Common examples include a fall onto an outstretched hand or sudden onset of pain with a racket swing. It is important, at this point, to rule out a wrist fracture. If the physiotherapist suspects a fracture, they will refer to a physician who can decide if imaging, such as X-ray, is appropriate. If a fracture has occurred, treatment initially is six to eight weeks of immobilization. After this period, physiotherapy will be required to regain mobility and strength in the wrist and hand.
Aside from fractures, a traumatic injury is likely to cause wrist strains and sprains. A strain is a tear to muscle and/or tendon whereas a sprain is a tear to a ligament. Wrist sprains and strains often occur together.

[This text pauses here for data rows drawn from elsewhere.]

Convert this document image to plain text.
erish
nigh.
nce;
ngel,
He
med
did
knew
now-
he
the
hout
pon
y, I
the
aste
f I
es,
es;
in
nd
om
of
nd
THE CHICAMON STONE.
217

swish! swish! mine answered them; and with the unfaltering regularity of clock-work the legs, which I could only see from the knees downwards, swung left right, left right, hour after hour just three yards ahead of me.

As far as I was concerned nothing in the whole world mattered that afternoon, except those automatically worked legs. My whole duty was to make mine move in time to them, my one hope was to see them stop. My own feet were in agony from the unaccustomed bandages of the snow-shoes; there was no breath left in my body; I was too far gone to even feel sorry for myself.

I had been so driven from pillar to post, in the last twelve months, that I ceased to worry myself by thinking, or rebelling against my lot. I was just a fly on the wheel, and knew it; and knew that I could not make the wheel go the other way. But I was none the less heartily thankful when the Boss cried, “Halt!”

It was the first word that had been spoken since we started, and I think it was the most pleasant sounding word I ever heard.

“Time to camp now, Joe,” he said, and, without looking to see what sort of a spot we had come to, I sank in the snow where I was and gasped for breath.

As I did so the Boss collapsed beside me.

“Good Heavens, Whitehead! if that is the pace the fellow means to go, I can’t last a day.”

Treatment initially focuses on pain management and rest, followed by a progressive strengthening program to regain stability.
In this case, pain develops gradually and is often linked to repetitive activities like racket sports or use of hand tools. With this type of injury, it is typically the muscles and tendons around the joint that become irritated. This results in a sore wrist that gets better with rest and worsens with activity. A common diagnosis in this category is wrist tendonitis (inflammation of a tendon) or tenosynovitis (inflammation of the sheath that surrounds a tendon).
Treatment firstly looks to address pain and improve strength and mobility. In addition, treatment includes looking at preventative factors like workstation ergonomics, the use of braces, and altering the grip pattern.